Buy a Cross Cut Carcass Back Saw
I have found that a lot of small cross cut operations (like with mortise & tenon joints and dovetail joints) can be accomplished with a dovetail saw, because even though it has rip teeth, the teeth are so small that they can make an acceptable cut. This is good news for woodworkers who can only afford to buy one back saw. But if you want a cleaner cut, and the ability to make longer cuts (like a shelf dado) then a longer crosscut saw, like a “Carcass” saw, is what you should buy.
Traditionally, the frames of furniture casework were called a “carcass”, so the common crosscut back saw used to cut dado joints and mortise & tenon joints was called a “carcass saw”. Typically a Carcass back saw is longer than a dovetail saw, so that it can be used to cut longer dado joints for shelves.

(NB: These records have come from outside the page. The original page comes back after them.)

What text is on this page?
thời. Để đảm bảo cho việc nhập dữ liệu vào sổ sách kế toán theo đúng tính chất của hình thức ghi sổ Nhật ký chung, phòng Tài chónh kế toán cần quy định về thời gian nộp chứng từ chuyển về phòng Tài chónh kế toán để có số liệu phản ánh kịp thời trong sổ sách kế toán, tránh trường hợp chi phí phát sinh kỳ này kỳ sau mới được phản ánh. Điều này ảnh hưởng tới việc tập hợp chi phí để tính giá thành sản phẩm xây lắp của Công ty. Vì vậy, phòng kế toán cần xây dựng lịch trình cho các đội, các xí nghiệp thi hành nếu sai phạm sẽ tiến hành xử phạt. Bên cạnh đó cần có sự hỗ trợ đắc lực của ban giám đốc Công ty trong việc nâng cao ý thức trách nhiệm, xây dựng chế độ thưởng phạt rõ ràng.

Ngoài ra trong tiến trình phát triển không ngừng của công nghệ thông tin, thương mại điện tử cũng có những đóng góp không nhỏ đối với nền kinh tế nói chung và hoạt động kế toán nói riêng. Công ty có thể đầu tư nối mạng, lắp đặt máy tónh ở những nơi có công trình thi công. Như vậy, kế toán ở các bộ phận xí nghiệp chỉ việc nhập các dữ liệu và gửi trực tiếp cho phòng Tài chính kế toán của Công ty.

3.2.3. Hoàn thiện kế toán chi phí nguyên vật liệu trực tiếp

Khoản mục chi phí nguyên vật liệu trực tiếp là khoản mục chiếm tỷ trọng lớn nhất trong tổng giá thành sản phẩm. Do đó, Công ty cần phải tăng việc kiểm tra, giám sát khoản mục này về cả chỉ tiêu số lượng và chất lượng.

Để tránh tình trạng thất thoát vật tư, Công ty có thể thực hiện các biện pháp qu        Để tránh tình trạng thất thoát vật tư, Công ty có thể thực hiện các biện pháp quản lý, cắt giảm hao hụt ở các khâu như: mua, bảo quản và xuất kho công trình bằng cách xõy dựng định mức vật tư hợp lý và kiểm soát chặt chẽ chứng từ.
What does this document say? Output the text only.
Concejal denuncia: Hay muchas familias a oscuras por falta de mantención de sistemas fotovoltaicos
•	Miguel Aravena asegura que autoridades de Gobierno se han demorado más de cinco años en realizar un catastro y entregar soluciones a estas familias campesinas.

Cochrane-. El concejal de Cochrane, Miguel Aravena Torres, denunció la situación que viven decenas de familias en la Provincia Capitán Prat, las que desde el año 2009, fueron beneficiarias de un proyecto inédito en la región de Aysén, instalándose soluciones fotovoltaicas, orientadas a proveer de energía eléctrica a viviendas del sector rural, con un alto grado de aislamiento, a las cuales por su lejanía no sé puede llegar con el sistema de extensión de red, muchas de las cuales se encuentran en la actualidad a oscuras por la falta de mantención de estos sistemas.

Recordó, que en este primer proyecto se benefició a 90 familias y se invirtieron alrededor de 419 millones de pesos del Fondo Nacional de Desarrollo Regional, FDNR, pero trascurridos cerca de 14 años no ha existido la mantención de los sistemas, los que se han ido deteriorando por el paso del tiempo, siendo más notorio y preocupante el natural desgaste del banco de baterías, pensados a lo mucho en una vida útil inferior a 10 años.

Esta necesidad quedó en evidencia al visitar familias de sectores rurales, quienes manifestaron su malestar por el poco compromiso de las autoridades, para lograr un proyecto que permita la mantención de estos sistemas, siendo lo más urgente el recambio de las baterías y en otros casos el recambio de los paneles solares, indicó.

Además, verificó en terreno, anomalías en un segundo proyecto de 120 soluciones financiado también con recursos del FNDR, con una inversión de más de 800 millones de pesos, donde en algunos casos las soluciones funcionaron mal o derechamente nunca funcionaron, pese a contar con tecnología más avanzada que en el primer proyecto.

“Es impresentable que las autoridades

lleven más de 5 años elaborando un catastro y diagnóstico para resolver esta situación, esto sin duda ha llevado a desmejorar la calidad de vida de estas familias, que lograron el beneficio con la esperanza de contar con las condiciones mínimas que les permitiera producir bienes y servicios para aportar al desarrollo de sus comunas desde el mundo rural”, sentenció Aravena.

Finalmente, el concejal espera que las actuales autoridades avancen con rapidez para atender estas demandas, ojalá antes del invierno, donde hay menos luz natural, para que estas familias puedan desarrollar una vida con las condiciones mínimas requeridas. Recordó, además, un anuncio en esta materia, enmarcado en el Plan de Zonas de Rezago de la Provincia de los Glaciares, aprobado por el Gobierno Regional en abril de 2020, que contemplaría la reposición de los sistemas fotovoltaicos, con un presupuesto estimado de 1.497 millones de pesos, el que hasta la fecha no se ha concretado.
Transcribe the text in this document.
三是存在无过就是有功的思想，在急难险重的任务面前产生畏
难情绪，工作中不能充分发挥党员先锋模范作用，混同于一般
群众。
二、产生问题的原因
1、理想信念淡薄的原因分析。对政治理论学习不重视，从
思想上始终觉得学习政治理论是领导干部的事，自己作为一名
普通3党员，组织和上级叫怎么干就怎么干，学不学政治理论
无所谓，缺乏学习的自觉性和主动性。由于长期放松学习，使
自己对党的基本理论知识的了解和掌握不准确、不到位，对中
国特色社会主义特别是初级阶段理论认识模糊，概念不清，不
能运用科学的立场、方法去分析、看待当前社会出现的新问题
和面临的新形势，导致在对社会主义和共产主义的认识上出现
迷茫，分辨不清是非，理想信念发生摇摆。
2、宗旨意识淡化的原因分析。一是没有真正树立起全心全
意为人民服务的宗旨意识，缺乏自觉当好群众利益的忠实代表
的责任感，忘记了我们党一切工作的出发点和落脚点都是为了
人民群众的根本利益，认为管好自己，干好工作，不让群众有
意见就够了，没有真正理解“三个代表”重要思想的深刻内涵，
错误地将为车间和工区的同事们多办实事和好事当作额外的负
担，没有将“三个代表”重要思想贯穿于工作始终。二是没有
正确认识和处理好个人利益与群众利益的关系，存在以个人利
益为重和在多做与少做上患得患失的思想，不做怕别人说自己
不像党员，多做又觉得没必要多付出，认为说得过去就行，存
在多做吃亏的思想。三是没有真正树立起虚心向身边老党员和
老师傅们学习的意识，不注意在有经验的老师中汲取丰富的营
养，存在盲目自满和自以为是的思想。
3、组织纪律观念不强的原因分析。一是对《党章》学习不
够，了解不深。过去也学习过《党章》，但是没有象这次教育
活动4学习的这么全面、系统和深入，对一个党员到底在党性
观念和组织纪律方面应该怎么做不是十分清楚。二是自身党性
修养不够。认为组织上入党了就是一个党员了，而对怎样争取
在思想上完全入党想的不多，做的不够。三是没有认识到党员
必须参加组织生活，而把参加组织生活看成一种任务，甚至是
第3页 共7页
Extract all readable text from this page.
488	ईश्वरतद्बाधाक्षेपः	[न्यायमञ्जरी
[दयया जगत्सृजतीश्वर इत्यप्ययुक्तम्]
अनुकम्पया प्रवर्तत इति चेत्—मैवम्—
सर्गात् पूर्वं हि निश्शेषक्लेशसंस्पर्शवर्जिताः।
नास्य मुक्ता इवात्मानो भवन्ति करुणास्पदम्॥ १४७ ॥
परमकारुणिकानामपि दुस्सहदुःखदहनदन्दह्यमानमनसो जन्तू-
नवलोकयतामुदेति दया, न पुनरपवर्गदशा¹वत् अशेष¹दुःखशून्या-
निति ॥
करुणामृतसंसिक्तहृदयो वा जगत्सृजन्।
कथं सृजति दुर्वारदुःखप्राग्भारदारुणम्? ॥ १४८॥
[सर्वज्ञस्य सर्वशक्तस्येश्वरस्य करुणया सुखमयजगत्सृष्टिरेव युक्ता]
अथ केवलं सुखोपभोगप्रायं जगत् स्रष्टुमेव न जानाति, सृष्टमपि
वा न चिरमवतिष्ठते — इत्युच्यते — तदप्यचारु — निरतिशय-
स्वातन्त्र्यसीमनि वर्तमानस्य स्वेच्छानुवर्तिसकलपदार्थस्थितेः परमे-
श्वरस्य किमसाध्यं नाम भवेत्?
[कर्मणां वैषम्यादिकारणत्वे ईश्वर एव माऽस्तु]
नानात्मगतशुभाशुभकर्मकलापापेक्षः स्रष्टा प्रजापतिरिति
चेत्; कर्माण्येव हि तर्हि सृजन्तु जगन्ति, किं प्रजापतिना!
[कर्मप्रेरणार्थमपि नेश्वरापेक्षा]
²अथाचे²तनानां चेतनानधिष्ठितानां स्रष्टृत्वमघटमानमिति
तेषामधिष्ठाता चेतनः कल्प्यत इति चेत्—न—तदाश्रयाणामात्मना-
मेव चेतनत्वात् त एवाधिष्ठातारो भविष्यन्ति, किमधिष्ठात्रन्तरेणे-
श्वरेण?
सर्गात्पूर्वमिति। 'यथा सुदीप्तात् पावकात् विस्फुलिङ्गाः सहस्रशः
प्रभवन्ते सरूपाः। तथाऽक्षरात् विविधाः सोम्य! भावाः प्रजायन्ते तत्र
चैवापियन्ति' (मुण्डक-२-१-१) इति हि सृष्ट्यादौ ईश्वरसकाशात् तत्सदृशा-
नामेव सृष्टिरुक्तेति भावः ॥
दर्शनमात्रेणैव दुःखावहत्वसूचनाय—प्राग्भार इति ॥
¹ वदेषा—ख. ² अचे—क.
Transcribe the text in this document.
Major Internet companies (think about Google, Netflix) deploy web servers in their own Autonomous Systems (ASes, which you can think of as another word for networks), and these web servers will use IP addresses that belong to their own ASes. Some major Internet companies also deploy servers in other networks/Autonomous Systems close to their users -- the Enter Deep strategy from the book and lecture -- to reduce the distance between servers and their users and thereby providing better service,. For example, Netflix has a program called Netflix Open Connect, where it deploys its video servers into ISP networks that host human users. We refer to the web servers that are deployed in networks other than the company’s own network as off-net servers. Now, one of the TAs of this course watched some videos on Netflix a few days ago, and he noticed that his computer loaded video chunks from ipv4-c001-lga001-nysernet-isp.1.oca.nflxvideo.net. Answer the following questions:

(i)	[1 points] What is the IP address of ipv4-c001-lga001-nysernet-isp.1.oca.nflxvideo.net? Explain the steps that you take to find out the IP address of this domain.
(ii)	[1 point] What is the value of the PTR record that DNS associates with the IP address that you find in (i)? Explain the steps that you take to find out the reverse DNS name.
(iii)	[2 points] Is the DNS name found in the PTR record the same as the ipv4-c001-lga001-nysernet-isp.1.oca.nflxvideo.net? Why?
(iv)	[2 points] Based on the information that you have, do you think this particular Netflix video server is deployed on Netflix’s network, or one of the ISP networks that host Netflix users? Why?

Vintage carcass saws for sale are rarely listed as “carcass”. A lot of uninformed sellers list them as “dovetail saws” or “tenon saws”. But at around 11″ to 14″ long, with a saw plate less tall than a tenon saw, they’re obviously not dovetail saws or tenon saws. So keep that in mind when searching around for one. Carcass back saws will have around 11-14 ppi. A tenon saw can easily be converted into a carcass saw by sharpening the teeth for cross cutting.
Read the above section on buying a dovetail saw to see why I chose to invest in new Lie-Nielsen back saws. So years ago, after a lot of research, I decided to also purchase their 14 ppi cross cut back saw (see it here) for cutting joinery across the wood grain (e.g. cutting tenon cheeks).
This is the carcass saw of choice among students in my woodworking school, because of the thin saw plate and ease of cutting. These carcass saws come ready to use from Lie-Nielsen, and won’t need to be sharpened for a long time.
I also own several Disston back saws that I have changed to crosscut back saws, like this Disston No. 4 steel back saw:
It really is a great back saw, but required a bit of refurbish work and sharpening to get it cutting nicely. But I like refurbishing hand tools and sharpening hand saws, so it was not a chore for me.
If you decide that you’d prefer to buy a vintage/antique back saw, make sure to inspect the blade for kinks. Hold it up to your eyes, and sight down the tooth line to make sure the saw plate is straight.
If you’ve inherited (or accidently purchased) a hand saw with a kinked saw plate, as a last resort you can smack the back of the steel/brass back of the saw on a piece of wood and it may straighten out, but not always (and it can make it worse), so it’s best to buy back saws with straight saw plates. Also check the handles for broken pieces. A broken saw horn is very common, but certainly not a problem if you’re looking for a low priced back saw.